Insurable margin would be based on historical yields, prices and expenses. A producer would be able to choose their level of coverage for their insurable margin from a minimum of 50 per cent to a maximum of 90 per cent. Like crop insurance, the program would be self-sustaining and include producer premiums.
Its cost effectiveness remains to be seen. So far, little has been said about whether this could unravel Canada’s national network of farm supports, how it might impact Canada’s ability to negotiate trade deals or how it might affect equity for producers across the country.
Provinces understandably want to keep a lid on costs. The ongoing pandemic has taken a heavy toll on government coffers, so putting more dollars into a program to support a sector that right now isn’t suffering is a hard sell to the keepers of the treasury.
In fact, farm incomes are soaring and net worth is rising, as noted in the recently released annual Farmland Values report from Farm Credit Canada. Average farm net cash income rose a record 21.8 per cent in 2020. More than 70 per cent of farm operations are on track to record profitable incomes in 2021.
With good times rolling in agriculture, the provinces won’t get any complaints from taxpayers if they balk at paying more into farm subsidies. Farmers may be displeased, but they aren’t likely to change their voting patterns. So, governments’ political exposure is low.

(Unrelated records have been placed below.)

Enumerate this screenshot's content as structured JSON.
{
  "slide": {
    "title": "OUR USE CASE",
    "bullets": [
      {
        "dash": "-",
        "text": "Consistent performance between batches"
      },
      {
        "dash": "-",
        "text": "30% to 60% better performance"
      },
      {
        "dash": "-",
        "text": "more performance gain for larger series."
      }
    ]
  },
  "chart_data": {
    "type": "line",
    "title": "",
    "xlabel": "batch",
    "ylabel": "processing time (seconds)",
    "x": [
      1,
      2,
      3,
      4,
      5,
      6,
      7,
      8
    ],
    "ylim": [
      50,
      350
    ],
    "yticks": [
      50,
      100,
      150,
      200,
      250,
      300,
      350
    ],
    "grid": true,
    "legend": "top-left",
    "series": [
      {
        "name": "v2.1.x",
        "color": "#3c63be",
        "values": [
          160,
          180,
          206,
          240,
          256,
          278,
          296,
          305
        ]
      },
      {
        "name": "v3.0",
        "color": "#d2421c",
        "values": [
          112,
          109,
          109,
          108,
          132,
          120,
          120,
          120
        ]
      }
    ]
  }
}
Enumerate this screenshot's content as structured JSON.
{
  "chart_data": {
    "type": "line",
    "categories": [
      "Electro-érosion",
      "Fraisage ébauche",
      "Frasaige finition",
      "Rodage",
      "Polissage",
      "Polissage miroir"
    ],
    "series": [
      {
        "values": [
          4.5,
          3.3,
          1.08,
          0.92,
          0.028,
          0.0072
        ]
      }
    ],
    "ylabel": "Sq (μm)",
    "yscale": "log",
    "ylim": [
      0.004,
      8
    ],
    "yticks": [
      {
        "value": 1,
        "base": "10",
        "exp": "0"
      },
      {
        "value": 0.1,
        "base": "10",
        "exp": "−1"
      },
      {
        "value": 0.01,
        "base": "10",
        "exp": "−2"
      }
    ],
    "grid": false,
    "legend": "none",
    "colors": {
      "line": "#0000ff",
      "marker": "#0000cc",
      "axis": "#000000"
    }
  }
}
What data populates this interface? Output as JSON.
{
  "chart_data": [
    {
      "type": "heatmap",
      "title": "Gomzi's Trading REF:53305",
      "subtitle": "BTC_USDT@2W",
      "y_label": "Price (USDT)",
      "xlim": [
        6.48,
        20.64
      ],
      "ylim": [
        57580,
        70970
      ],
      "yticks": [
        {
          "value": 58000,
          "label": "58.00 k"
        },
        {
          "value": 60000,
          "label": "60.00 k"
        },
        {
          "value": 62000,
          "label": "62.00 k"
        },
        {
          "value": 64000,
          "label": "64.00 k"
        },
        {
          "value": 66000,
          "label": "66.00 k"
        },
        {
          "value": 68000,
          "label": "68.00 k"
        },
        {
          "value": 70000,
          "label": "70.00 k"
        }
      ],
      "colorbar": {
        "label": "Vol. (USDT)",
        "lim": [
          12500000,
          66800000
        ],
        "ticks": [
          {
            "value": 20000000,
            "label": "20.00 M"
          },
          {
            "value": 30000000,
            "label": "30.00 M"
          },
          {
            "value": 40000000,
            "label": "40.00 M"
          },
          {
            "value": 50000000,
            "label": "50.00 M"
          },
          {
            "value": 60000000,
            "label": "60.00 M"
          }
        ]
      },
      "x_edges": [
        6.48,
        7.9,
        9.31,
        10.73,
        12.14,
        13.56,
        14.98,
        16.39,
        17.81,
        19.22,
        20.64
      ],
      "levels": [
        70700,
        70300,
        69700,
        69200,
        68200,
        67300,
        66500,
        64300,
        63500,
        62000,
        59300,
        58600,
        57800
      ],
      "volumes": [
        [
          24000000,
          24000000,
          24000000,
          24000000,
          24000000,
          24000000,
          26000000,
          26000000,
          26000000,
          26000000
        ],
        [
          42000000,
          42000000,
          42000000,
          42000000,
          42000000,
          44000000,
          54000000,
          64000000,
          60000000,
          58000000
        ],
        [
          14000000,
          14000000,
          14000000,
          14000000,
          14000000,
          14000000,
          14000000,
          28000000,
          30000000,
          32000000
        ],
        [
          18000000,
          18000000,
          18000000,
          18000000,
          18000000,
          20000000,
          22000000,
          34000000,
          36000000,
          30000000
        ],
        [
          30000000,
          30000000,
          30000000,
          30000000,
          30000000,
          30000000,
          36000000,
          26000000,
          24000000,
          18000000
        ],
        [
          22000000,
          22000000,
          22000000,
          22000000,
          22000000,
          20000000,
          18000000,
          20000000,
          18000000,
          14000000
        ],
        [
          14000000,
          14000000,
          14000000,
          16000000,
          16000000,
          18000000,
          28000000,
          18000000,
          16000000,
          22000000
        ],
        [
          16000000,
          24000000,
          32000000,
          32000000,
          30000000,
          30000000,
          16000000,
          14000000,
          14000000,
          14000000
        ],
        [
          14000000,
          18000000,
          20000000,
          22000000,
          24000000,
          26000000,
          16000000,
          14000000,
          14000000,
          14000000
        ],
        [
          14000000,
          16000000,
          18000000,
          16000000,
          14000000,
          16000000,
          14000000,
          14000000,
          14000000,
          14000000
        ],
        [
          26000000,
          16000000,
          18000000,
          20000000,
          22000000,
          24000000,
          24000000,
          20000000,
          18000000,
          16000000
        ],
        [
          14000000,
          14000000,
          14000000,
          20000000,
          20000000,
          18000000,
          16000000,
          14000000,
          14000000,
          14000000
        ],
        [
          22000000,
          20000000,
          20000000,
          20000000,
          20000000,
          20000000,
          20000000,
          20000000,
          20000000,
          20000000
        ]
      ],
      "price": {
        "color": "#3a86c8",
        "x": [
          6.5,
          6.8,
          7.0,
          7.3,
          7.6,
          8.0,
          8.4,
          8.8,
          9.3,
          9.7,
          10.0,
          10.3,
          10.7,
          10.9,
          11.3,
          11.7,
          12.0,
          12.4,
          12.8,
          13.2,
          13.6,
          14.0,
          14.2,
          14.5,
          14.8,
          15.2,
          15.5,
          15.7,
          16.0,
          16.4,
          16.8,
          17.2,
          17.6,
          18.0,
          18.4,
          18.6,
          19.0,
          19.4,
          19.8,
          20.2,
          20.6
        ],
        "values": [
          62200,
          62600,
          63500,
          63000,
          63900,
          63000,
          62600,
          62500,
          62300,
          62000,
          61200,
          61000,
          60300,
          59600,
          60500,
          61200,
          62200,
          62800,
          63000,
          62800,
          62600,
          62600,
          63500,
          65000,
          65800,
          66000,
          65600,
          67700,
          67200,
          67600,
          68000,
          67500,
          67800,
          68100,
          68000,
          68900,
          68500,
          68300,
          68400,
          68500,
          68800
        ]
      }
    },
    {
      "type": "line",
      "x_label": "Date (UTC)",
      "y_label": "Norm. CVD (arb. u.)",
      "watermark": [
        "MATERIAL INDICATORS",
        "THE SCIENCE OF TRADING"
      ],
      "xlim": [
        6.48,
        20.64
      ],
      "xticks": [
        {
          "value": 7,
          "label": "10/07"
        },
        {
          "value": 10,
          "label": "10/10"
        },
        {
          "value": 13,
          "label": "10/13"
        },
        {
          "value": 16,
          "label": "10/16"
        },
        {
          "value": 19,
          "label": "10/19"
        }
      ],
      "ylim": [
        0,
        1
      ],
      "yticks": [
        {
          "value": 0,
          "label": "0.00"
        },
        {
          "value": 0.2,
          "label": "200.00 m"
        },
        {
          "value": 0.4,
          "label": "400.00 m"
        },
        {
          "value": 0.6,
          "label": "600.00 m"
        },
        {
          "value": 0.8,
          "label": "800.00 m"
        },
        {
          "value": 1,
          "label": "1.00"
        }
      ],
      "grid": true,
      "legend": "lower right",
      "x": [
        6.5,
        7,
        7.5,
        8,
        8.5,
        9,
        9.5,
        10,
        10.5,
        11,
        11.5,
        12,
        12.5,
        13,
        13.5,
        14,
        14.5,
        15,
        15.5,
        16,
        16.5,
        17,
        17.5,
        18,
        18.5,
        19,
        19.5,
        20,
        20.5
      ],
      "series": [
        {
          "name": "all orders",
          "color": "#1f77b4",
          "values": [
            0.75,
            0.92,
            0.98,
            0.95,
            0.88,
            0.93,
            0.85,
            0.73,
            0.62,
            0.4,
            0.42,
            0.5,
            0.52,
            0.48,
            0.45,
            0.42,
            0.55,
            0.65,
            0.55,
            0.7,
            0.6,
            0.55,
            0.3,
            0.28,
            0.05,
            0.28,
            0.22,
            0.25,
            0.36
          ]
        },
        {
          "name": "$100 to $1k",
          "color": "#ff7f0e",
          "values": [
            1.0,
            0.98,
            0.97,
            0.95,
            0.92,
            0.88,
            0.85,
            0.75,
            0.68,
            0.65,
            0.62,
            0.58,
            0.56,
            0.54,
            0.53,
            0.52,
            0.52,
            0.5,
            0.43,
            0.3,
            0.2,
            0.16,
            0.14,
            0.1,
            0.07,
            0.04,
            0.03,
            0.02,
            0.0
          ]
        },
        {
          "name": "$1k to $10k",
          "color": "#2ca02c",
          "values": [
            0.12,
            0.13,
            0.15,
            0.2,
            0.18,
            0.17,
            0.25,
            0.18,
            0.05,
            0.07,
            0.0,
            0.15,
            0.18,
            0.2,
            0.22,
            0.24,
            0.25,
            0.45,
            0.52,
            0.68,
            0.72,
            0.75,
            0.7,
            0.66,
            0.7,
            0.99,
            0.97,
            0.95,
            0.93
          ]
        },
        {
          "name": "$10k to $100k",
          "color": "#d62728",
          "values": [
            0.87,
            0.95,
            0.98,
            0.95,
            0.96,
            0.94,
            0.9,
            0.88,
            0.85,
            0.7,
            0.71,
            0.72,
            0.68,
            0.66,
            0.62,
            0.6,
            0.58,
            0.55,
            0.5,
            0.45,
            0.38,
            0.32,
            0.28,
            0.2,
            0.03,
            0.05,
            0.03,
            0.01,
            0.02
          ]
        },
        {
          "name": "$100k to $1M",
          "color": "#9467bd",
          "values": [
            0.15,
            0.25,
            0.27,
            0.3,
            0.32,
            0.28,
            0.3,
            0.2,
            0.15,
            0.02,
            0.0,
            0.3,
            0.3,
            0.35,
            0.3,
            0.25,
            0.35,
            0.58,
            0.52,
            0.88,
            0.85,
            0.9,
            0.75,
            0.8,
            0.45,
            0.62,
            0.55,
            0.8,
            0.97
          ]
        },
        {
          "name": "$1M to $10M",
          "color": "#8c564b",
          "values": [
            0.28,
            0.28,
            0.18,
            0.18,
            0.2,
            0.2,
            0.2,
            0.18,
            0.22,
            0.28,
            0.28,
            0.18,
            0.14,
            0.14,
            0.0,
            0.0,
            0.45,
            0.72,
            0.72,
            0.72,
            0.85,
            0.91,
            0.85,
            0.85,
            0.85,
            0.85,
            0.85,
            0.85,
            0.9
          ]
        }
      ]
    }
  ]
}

However, good times in agriculture are precisely why governments should support the effective stabilization programs.
The average age of farmers in Canada is 56. Rising land values are a good opportunity for farmers nearing retirement to consider exiting. While it may be attractive for some to sell out and cash in, it also will be appealing to hang on to their land and rent it out.
Access to rented land reduces a significant barrier to entry for young or beginning farmers, especially when combined with high commodity prices and low interest rates. But beginning farmers are typically more highly leveraged and more vulnerable to business risks due to production or market losses.
They need backstops like AgriStability more so than established farmers who have built up their equity.
As well, agriculture is a significant contributor to Prairie provincial economies, which will be counting on its performance to support a post-pandemic recovery.
Refusing to invest is short sighted, pure and simple.